Others were less sure. Julia Wahl, one of several eighth-graders on hand from Pasadena’s Polytechnic School, said she was surprised by the amount of junk. “People think of the river like a trash bin,” she said.

The Los Angeles Education Partnership brought a group of public school teachers to the water’s edge Saturday for a tutorial on incorporating the river into their class instruction.

“There are many ways you can check the healthiness of the river,” said Oscar Espinoza, a biology teacher from L.A.’s King Drew Magnet High School.
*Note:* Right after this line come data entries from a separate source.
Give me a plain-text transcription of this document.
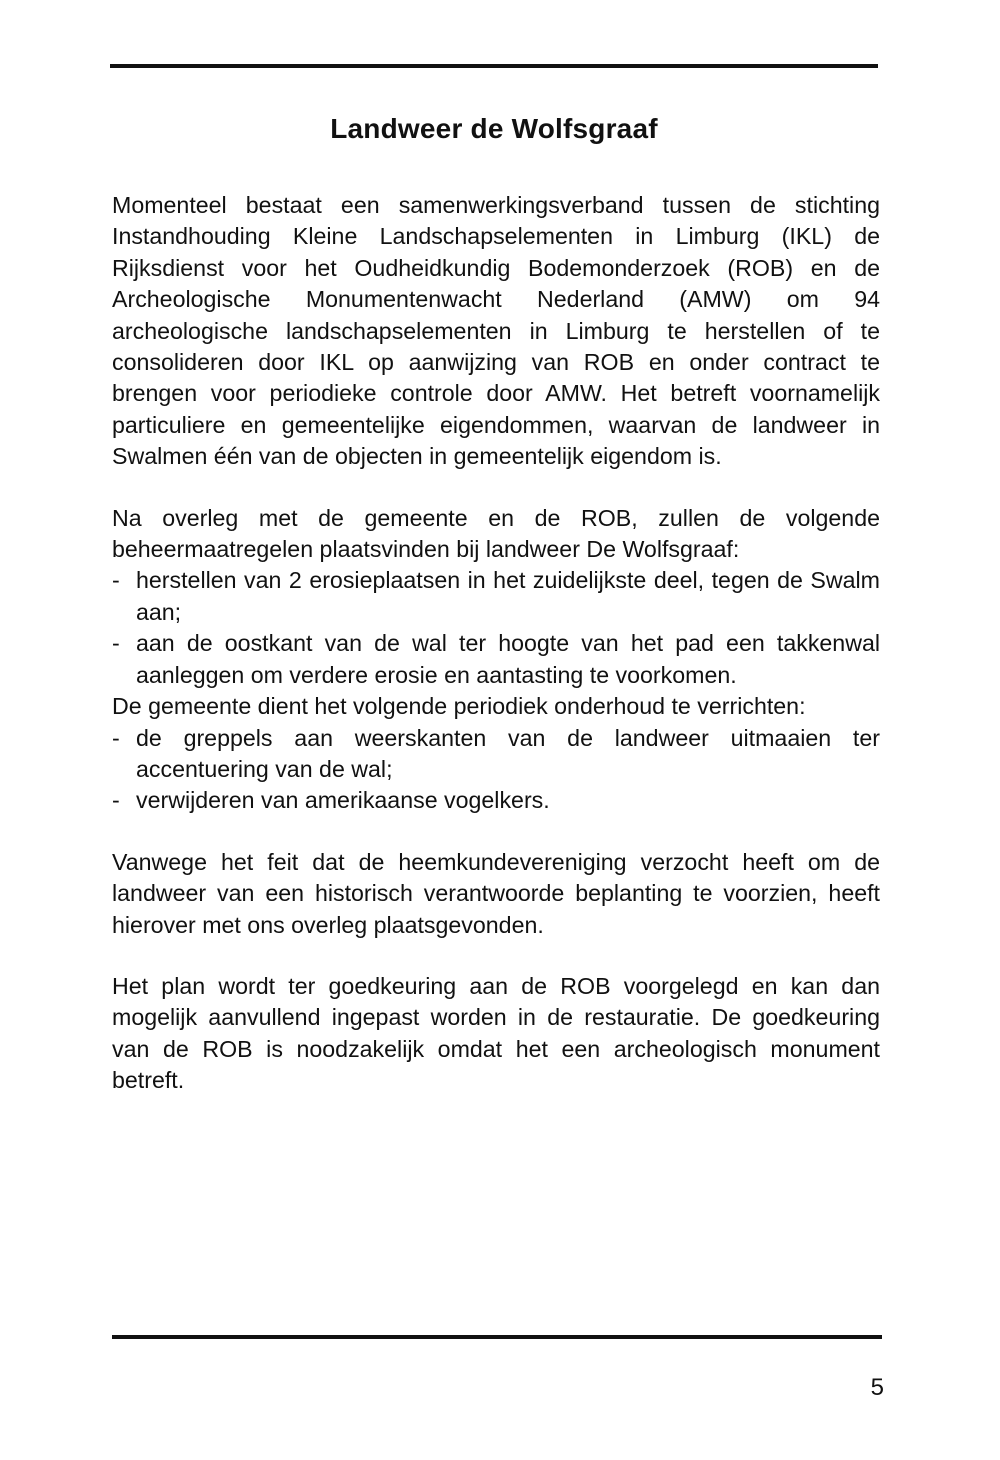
Landweer de Wolfsgraaf

Momenteel bestaat een samenwerkingsverband tussen de stichting Instandhouding Kleine Landschapselementen in Limburg (IKL) de Rijksdienst voor het Oudheidkundig Bodemonderzoek (ROB) en de Archeologische Monumentenwacht Nederland (AMW) om 94 archeologische landschapselementen in Limburg te herstellen of te consolideren door IKL op aanwijzing van ROB en onder contract te brengen voor periodieke controle door AMW. Het betreft voornamelijk particuliere en gemeentelijke eigendommen, waarvan de landweer in Swalmen één van de objecten in gemeentelijk eigendom is.

Na overleg met de gemeente en de ROB, zullen de volgende beheermaatregelen plaatsvinden bij landweer De Wolfsgraaf:

- herstellen van 2 erosieplaatsen in het zuidelijkste deel, tegen de Swalm aan;
- aan de oostkant van de wal ter hoogte van het pad een takkenwal aanleggen om verdere erosie en aantasting te voorkomen.

De gemeente dient het volgende periodiek onderhoud te verrichten:

- de greppels aan weerskanten van de landweer uitmaaien ter accentuering van de wal;
- verwijderen van amerikaanse vogelkers.

Vanwege het feit dat de heemkundevereniging verzocht heeft om de landweer van een historisch verantwoorde beplanting te voorzien, heeft hierover met ons overleg plaatsgevonden.

Het plan wordt ter goedkeuring aan de ROB voorgelegd en kan dan mogelijk aanvullend ingepast worden in de restauratie. De goedkeuring van de ROB is noodzakelijk omdat het een archeologisch monument betreft.

5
Espinoza learned how an inventory of insects or birds, as well as simple tests of dissolved oxygen and pH, gauge the health of the waterway. “They all tell the story of the river.”

Debbi Converse of Pasadena found an array of pretty birds flying overhead and a duck’s nest in the water. But that’s not all.

“I think we found the auto row section of the river,” Converse said as she hauled ashore chunks of metal in various shapes. “I also found Lindsay Lohan’s career. It’s dead.”

A few steps upstream, Joyce Lau of Sherman Oaks used a metal pole she’d found to extract a cold, wet dollar bill from the greenish shallows. “This river is a nice river,” Lau said. “If we keep cleaning it up it will be a great asset to the city.”